AD culpa PS pela subida da mortalidade infantil, PS e PCP culpam a AD, IL quer averiguar para depois culpar

Luís Montenegro e Ana Paula Martins (Lusa)

Números da mortalidade infantil entraram pela campanha adentro - e são números que preocupam os especialistas (e o país inteiro)

O aumento de 20% da mortalidade infantil registado em 2024 foi um dos temas quentes da campanha eleitoral esta segunda-feira. Os partidos da oposição aproveitaram as más notícias para tecer críticas ao Governo e o Governo devolveu com críticas aos antecessores. O certo é que ninguém assumiu culpas e por apurar ainda estão as causas da morte de 252 bebés, mesmo quando a Direção-Geral da Saúde (DGS) já tem criada, desde janeiro, uma Comissão de Acompanhamento da Mortalidade Fetal e de Menores - mas ainda não deu quaisquer dados, algo que os especialistas lamentam.

Apesar de não descartar uma associação aos constrangimentos das urgências de Ginecologia e Obstetrícia e de Pediatria encerradas ao longo do ano, sobretudo em Lisboa e Vale do Tejo, a ministra da Saúde apontou o dedo à governação socialista, dizendo que é resultado da falta de investimento dos antecessores.

“Ninguém pode dizer hoje que não está relacionado, mais do que com as urgências [encerradas], com a diminuição, nos últimos anos, daquilo que tem sido o investimento que precisamos de fazer, concretamente no sistema público na área materno-infantil”; “urgências fechadas ou intermitentes não são uma boa resposta”, disse Ana Paula Martins, em Vila Real, onde é cabeça de lista pela AD - Coligação PSD/CDS-PP.

O secretário-geral do Partido Socialista, Pedro Nuno Santos, mostrou-se “muito preocupado” com os recentes dados do Instituto Nacional de Estatística e devolveu a acusação de Ana Paula Martins com outra acusação, dizendo que a ministra da Saúde nunca assume a responsabilidade. “Esta senhora ministra nunca foi capaz de dizer: sim, aqui falhámos”, disse o socialista.
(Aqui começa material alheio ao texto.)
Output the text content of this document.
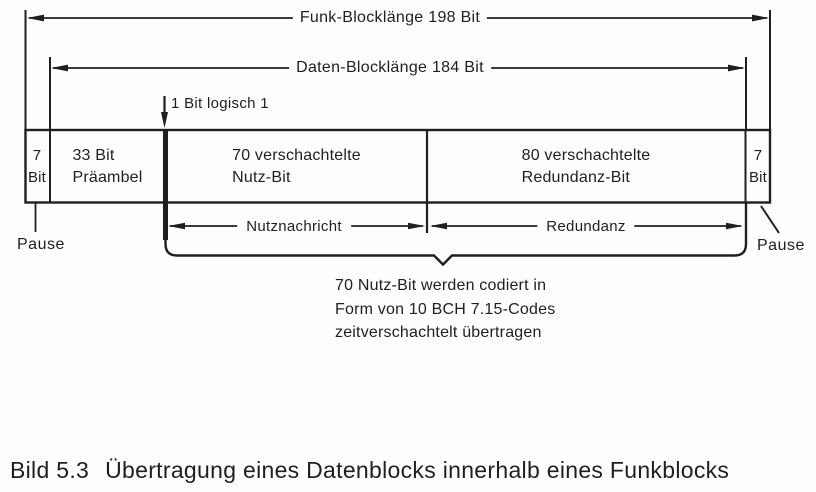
Funk-Blocklänge 198 Bit
Daten-Blocklänge 184 Bit
1 Bit logisch 1
7
Bit
33 Bit
Präambel
70 verschachtelte
Nutz-Bit
80 verschachtelte
Redundanz-Bit
7
Bit
Pause	Pause
Nutznachricht	Redundanz
70 Nutz-Bit werden codiert in
Form von 10 BCH 7.15-Codes
zeitverschachtelt übertragen
Bild 5.3 Übertragung eines Datenblocks innerhalb eines Funkblocks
Embora os dados da mortalidade infantil sejam conhecidos desde janeiro, as causas continuam por apurar e o presidente da Iniciativa Liberal diz que essa deve ser uma das prioridades, sublinhando que é necessário saber se houve uma relação direta com o encerramento das urgências e com a falta de médicos de família, o que pode contribuir para gravidezes não vigiadas. Apesar de rejeitar “fazer política e demagogia” com o tema, considerou os números “preocupantes” e “indesejáveis”.

Em Alpiarça, no distrito de Santarém, Paulo Raimundo, lamenta que estejamos num “país a andar para trás”, no qual, diz, estamos a regredir “anos e anos na qualidade de vida, nos direitos das crianças”. O secretário-geral do PCP responsabilizou o Governo por uma regressão e defendeu o reforço do SNS como prioridade.

De acordo com as “Estatísticas Vitais” do INE, registaram-se em 2024 118.374 óbitos, mais 0,1% (79 óbitos) do que em 2023, dos quais 252 óbitos foram de crianças com menos de um ano (mais 42 do que em 2023), o que se traduziu no aumento da taxa de mortalidade infantil para 3,0 óbitos por mil nados-vivos (2,5‰ em 2023).